Why Sir John Hegarty is right about the 'digital Taliban'

Derek Hill, founder and designer at digital analytics company eBench, explains why he agrees with Sir John Hegarty's comment about the aggressive "digital messiahs".

Sir John Hegarty: the creative founder of Bartle Bogle Hegarty
Sir John Hegarty: the creative founder of Bartle Bogle Hegarty

Sir John Hegarty certainly provoked a response with his "Taliban" remark at the Cannes Lions festival this year. The one that likened the "digital messiahs" so populous with the Taliban. His point was that if "you don’t believe in what they believe in, you get taken out and shot".

However, Hegarty’s actual quotes from his Cannes interview are easy enough to agree with. In that he doesn’t see many big brand ideas, but instead a focus on "lots of one-offs". That "at the heart of brands there is a thing called storytelling" but that there’s not sufficient focus on building a relationship between a brand and its audience.

But everything that Hegarty attributes to the "big idea", apparently best conveyed via TV ads from the likes of John Lewis, is also true of the best digital strategies and content.

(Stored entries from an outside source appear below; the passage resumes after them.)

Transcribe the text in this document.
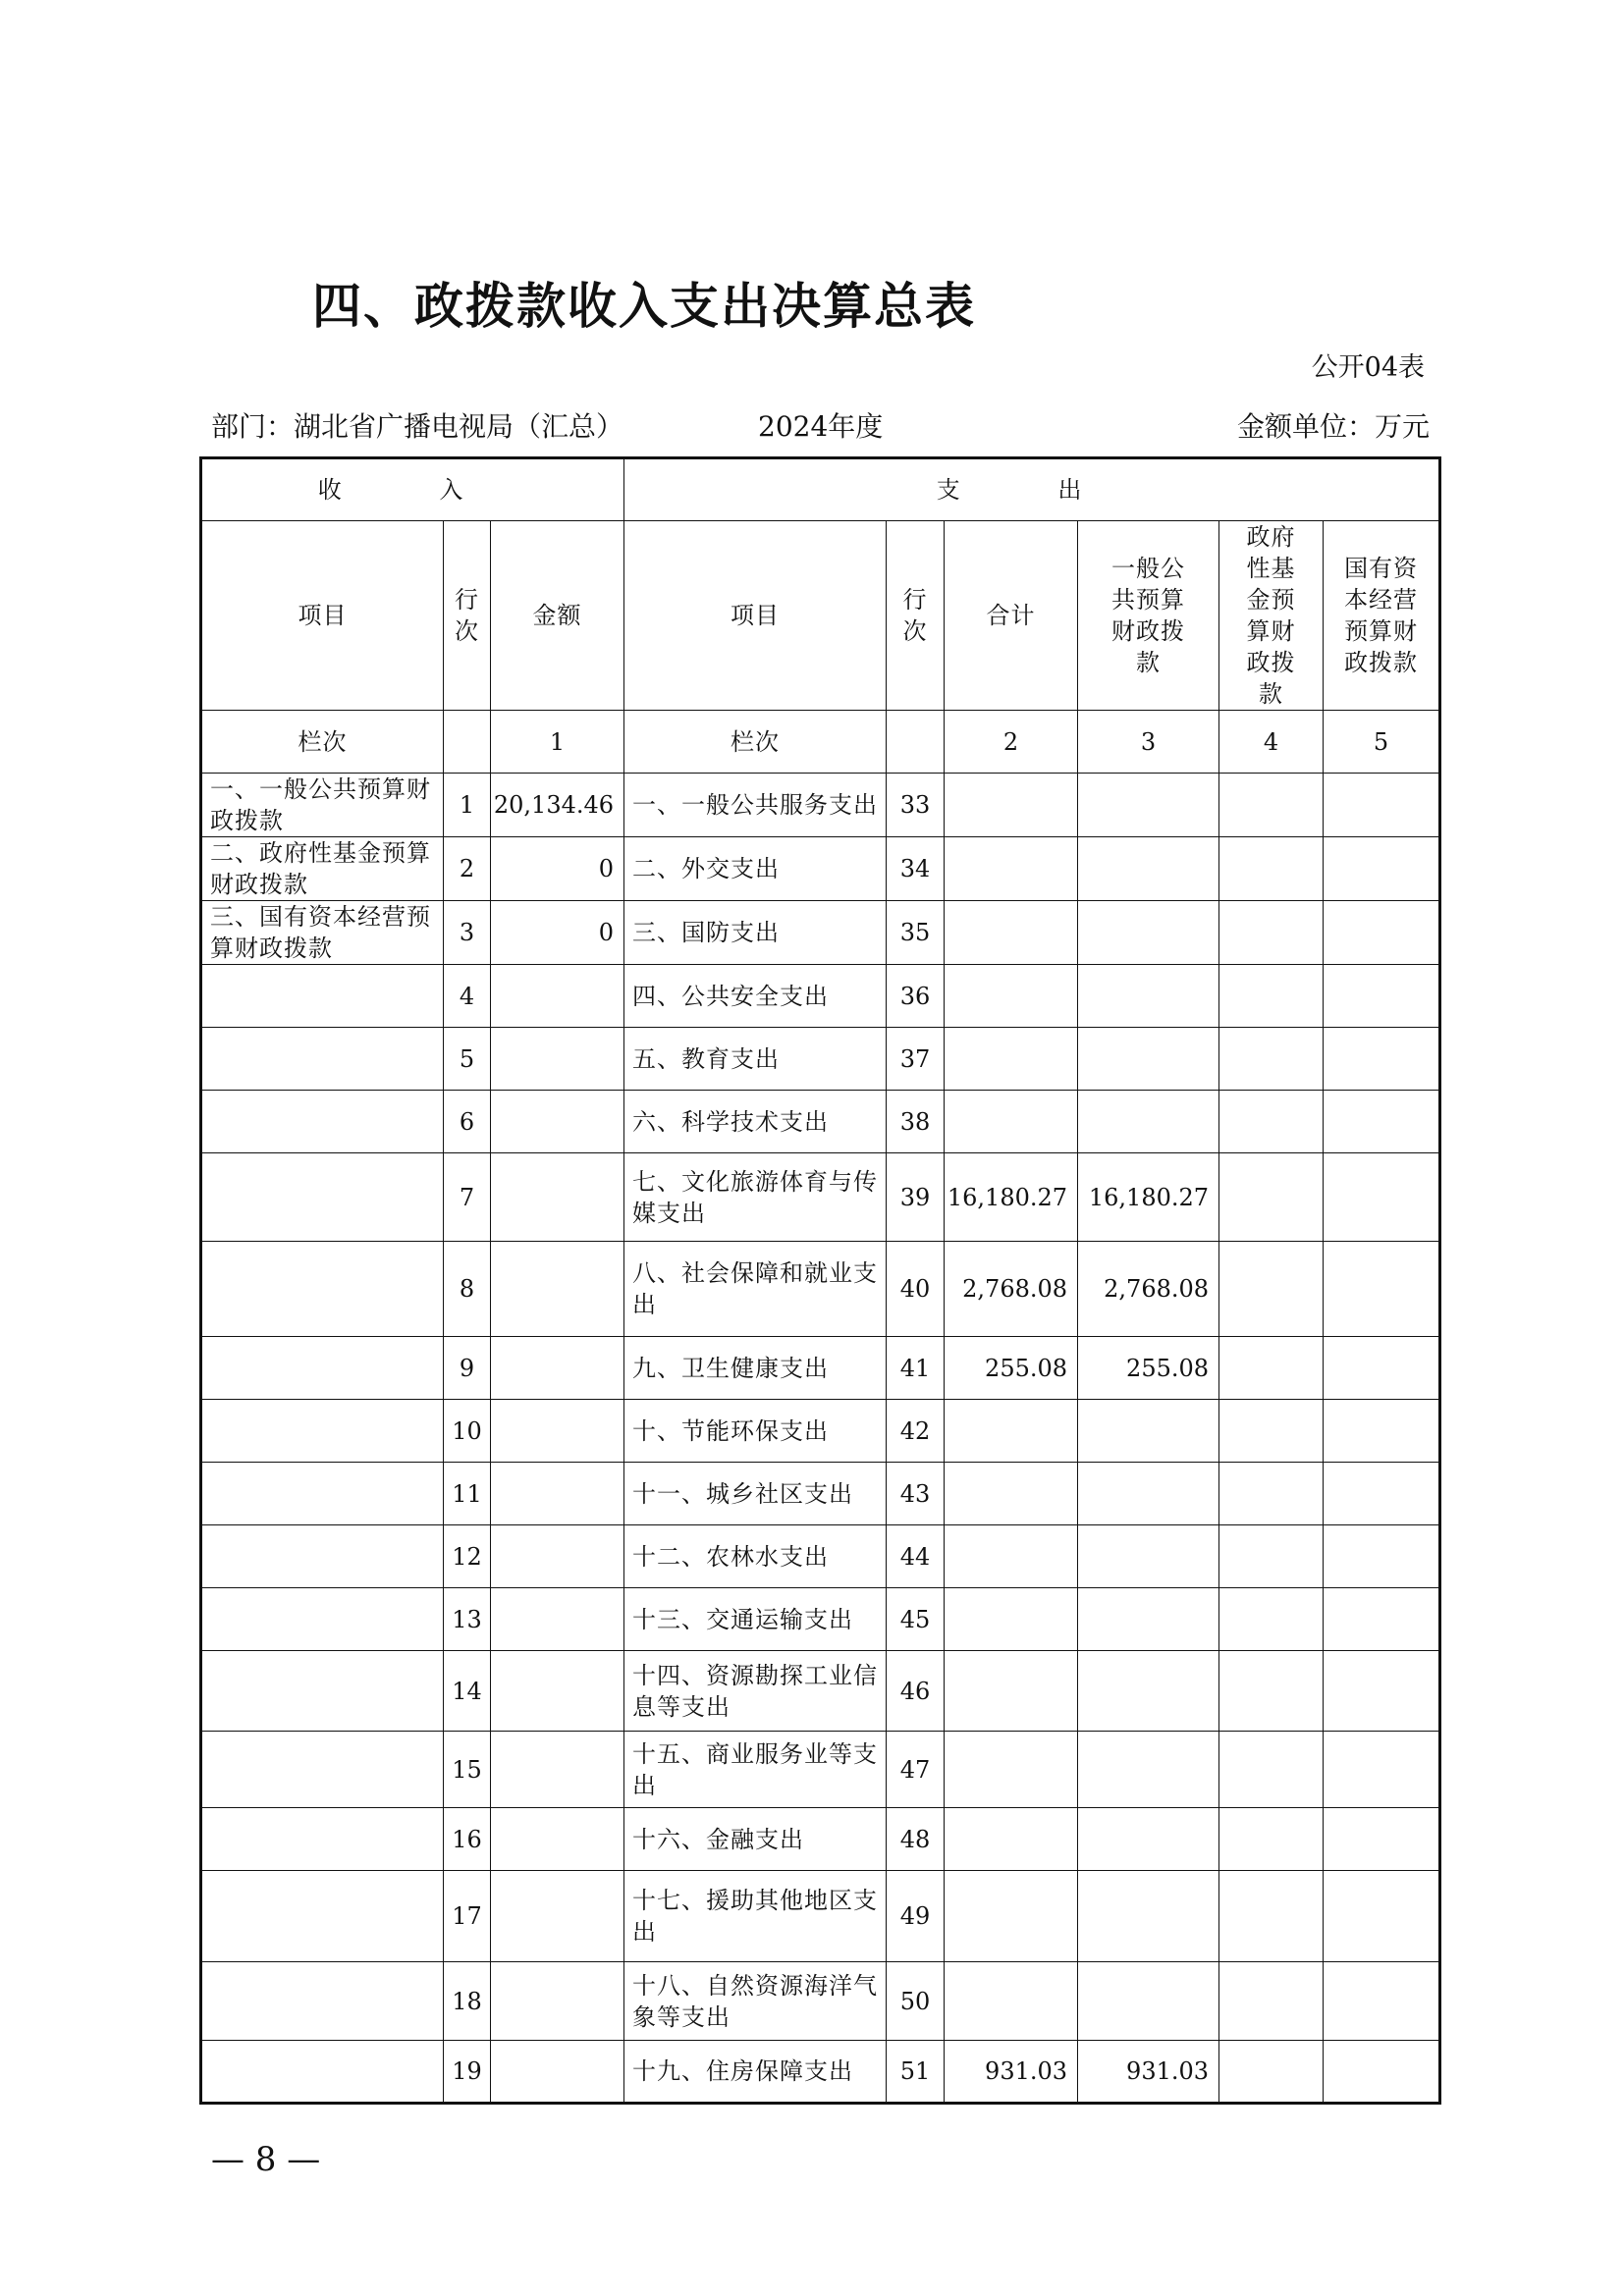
四、政拨款收入支出决算总表
公开04表
部门：湖北省广播电视局（汇总）	2024年度	金额单位：万元
收 入			支 出					
项目	行次	金额	项目	行次	合计	一般公共预算财政拨款	政府性基金预算财政拨款	国有资本经营预算财政拨款
栏次		1	栏次		2	3	4	5
一、一般公共预算财政拨款	1	20,134.46	一、一般公共服务支出	33				
二、政府性基金预算财政拨款	2	0	二、外交支出	34				
三、国有资本经营预算财政拨款	3	0	三、国防支出	35				
	4		四、公共安全支出	36				
	5		五、教育支出	37				
	6		六、科学技术支出	38				
	7		七、文化旅游体育与传媒支出	39	16,180.27	16,180.27		
	8		八、社会保障和就业支出	40	2,768.08	2,768.08		
	9		九、卫生健康支出	41	255.08	255.08		
	10		十、节能环保支出	42				
	11		十一、城乡社区支出	43				
	12		十二、农林水支出	44				
	13		十三、交通运输支出	45				
	14		十四、资源勘探工业信息等支出	46				
	15		十五、商业服务业等支出	47				
	16		十六、金融支出	48				
	17		十七、援助其他地区支出	49				
	18		十八、自然资源海洋气象等支出	50				
	19		十九、住房保障支出	51	931.03	931.03		
— 8 —
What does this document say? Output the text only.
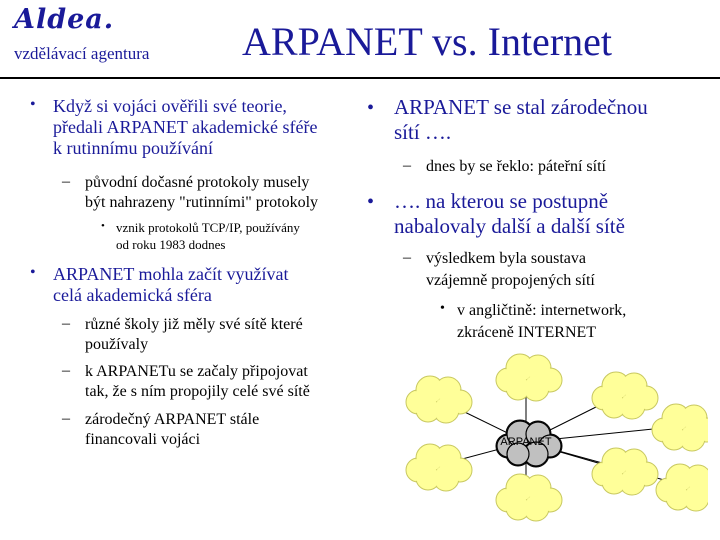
Aldea.
vzdělávací agentura ARPANET vs. Internet
• Když si vojáci ověřili své teorie,
předali ARPANET akademické sféře
k rutinnímu používání
– původní dočasné protokoly musely
být nahrazeny "rutinními" protokoly
• vznik protokolů TCP/IP, používány
od roku 1983 dodnes
• ARPANET mohla začít využívat
celá akademická sféra
– různé školy již měly své sítě které
používaly
– k ARPANETu se začaly připojovat
tak, že s ním propojily celé své sítě
– zárodečný ARPANET stále
financovali vojáci
• ARPANET se stal zárodečnou
sítí ….
– dnes by se řeklo: páteřní sítí
• …. na kterou se postupně
nabalovaly další a další sítě
– výsledkem byla soustava
vzájemně propojených sítí
• v angličtině: internetwork,
zkráceně INTERNET
ARPANET
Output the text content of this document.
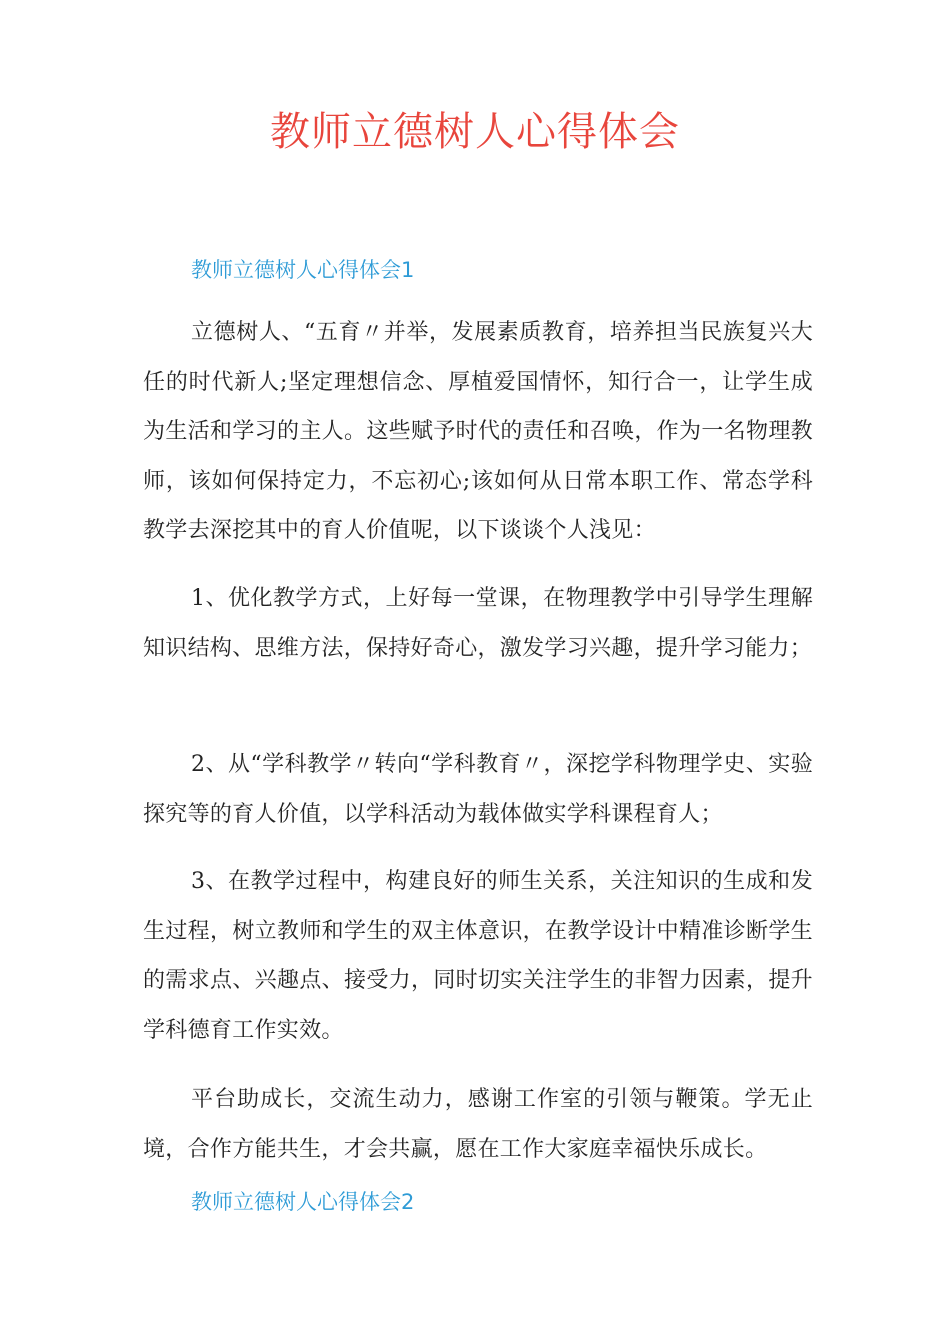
教师立德树人心得体会
教师立德树人心得体会1

立德树人、“五育〃并举，发展素质教育，培养担当民族复兴大任的时代新人;坚定理想信念、厚植爱国情怀，知行合一，让学生成为生活和学习的主人。这些赋予时代的责任和召唤，作为一名物理教师，该如何保持定力，不忘初心;该如何从日常本职工作、常态学科教学去深挖其中的育人价值呢，以下谈谈个人浅见：

1、优化教学方式，上好每一堂课，在物理教学中引导学生理解知识结构、思维方法，保持好奇心，激发学习兴趣，提升学习能力；

2、从“学科教学〃转向“学科教育〃，深挖学科物理学史、实验探究等的育人价值，以学科活动为载体做实学科课程育人；

3、在教学过程中，构建良好的师生关系，关注知识的生成和发生过程，树立教师和学生的双主体意识，在教学设计中精准诊断学生的需求点、兴趣点、接受力，同时切实关注学生的非智力因素，提升学科德育工作实效。

平台助成长，交流生动力，感谢工作室的引领与鞭策。学无止境，合作方能共生，才会共赢，愿在工作大家庭幸福快乐成长。

教师立德树人心得体会2
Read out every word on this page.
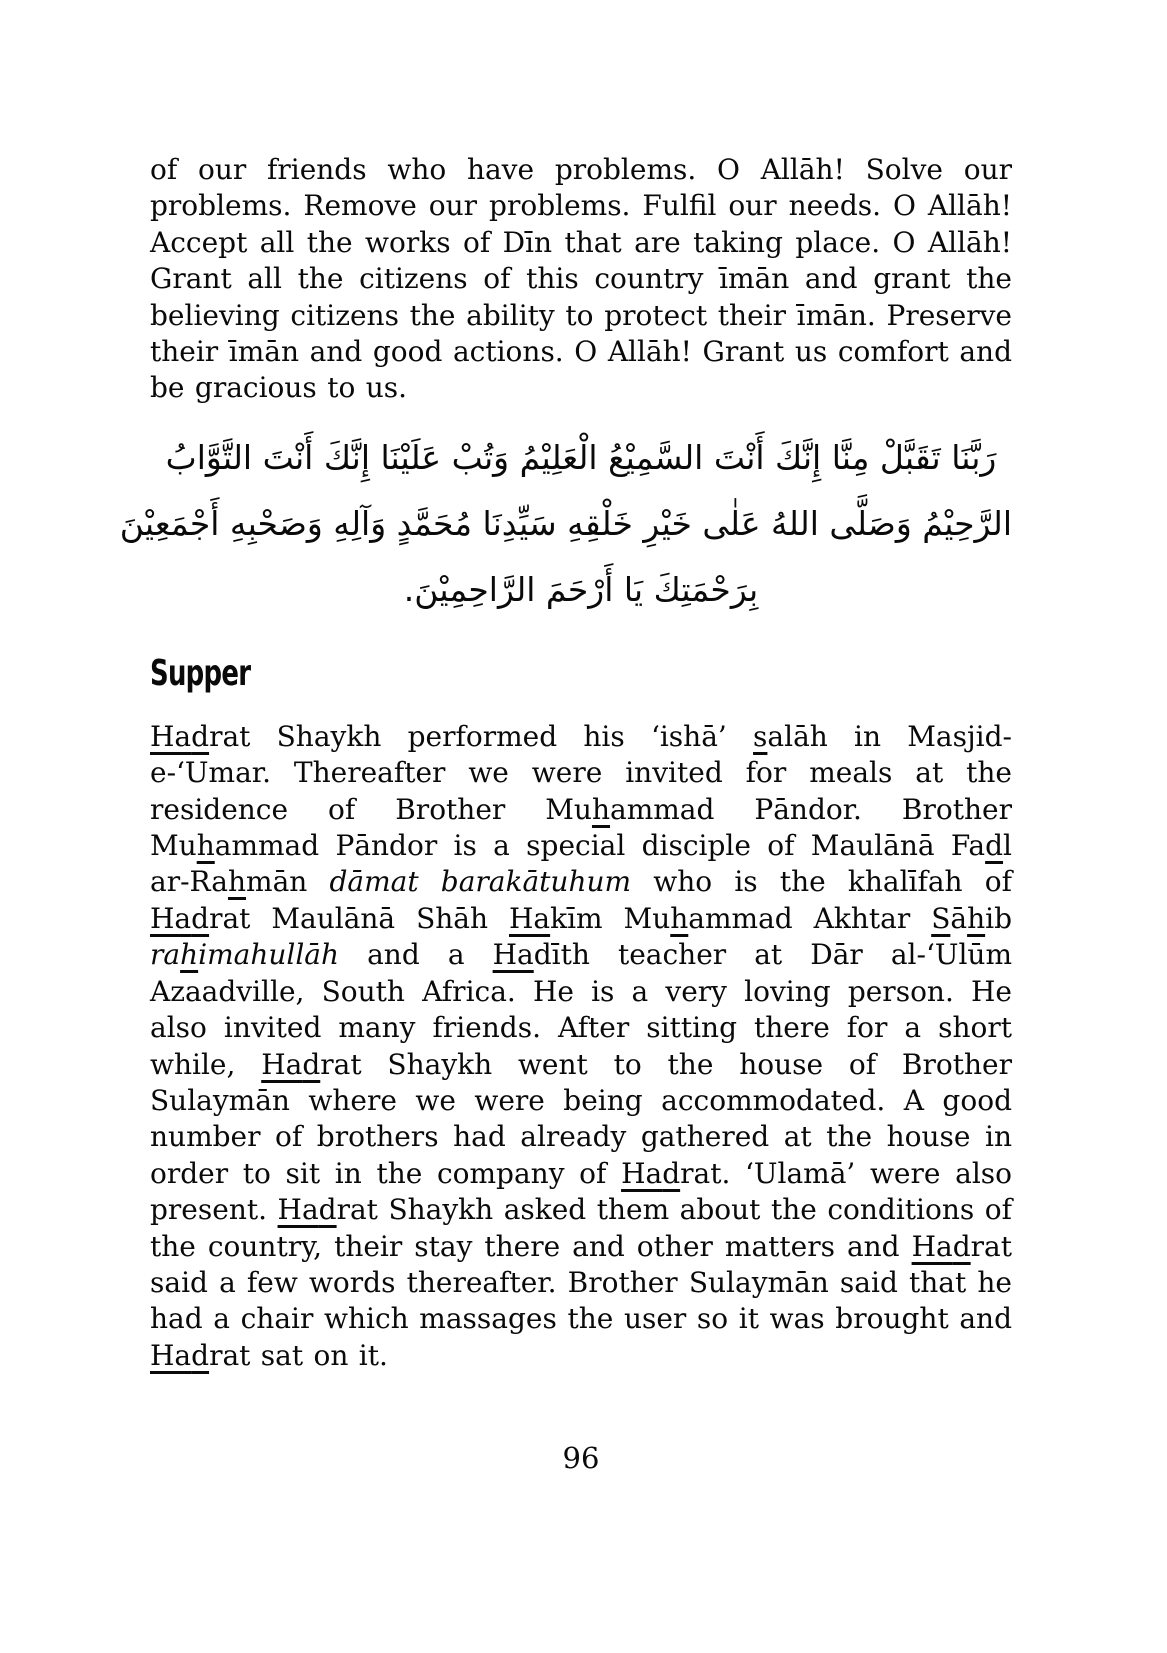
of our friends who have problems. O Allāh! Solve our problems. Remove our problems. Fulfil our needs. O Allāh! Accept all the works of Dīn that are taking place. O Allāh! Grant all the citizens of this country īmān and grant the believing citizens the ability to protect their īmān. Preserve their īmān and good actions. O Allāh! Grant us comfort and be gracious to us.

رَبَّنَا تَقَبَّلْ مِنَّا إِنَّكَ أَنْتَ السَّمِيْعُ الْعَلِيْمُ وَتُبْ عَلَيْنَا إِنَّكَ أَنْتَ التَّوَّابُ
الرَّحِيْمُ وَصَلَّى اللهُ عَلٰى خَيْرِ خَلْقِهِ سَيِّدِنَا مُحَمَّدٍ وَآلِهِ وَصَحْبِهِ أَجْمَعِيْنَ
بِرَحْمَتِكَ يَا أَرْحَمَ الرَّاحِمِيْنَ.
Supper

Hadrat Shaykh performed his ‘ishā’ salāh in Masjid-e-‘Umar. Thereafter we were invited for meals at the residence of Brother Muhammad Pāndor. Brother Muhammad Pāndor is a special disciple of Maulānā Fadl ar-Rahmān dāmat barakātuhum who is the khalīfah of Hadrat Maulānā Shāh Hakīm Muhammad Akhtar Sāhib rahimahullāh and a Hadīth teacher at Dār al-‘Ulūm Azaadville, South Africa. He is a very loving person. He also invited many friends. After sitting there for a short while, Hadrat Shaykh went to the house of Brother Sulaymān where we were being accommodated. A good number of brothers had already gathered at the house in order to sit in the company of Hadrat. ‘Ulamā’ were also present. Hadrat Shaykh asked them about the conditions of the country, their stay there and other matters and Hadrat said a few words thereafter. Brother Sulaymān said that he had a chair which massages the user so it was brought and Hadrat sat on it.

96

Digital is about storytelling and the trick is how you deploy your story and how it unfolds. The big idea that guides a digital brand is a content strategy. And digital is also about building a relationship between a brand and its audience.

Hegarty’s point is that too many people have lost sight of this. This applies to two types of "digital Taliban" in particular:

1) People who say "everything is measurable"

This isn’t true of traditional communications and it’s not true of digital either. It's always been really hard to know how something will make somebody feel, and that has only become harder with the complexity of digital.

2) People who measure what is in front of them just because they can

Digital is full of metrics that get tracked because they are easy to measure rather than being meaningful (click-through-rates, time-of-day analysis, page views). If you're not sensitive to what produces a great piece of creative then you're probably getting measurement wrong.

This data boy agrees with Sir John about the importance of the big idea and storytelling, but this now requires a more enlightened role for measurement where it is like a window to help understand what is happening in the world.

If you need to ask "what does this mean" then the measurement is clunky and is blurring your view.

Instead, great measurement lets you watch stories unfold, just as you’d watch an audience when you tell a real story. It also provides the power of understanding to improve your stories and delivery.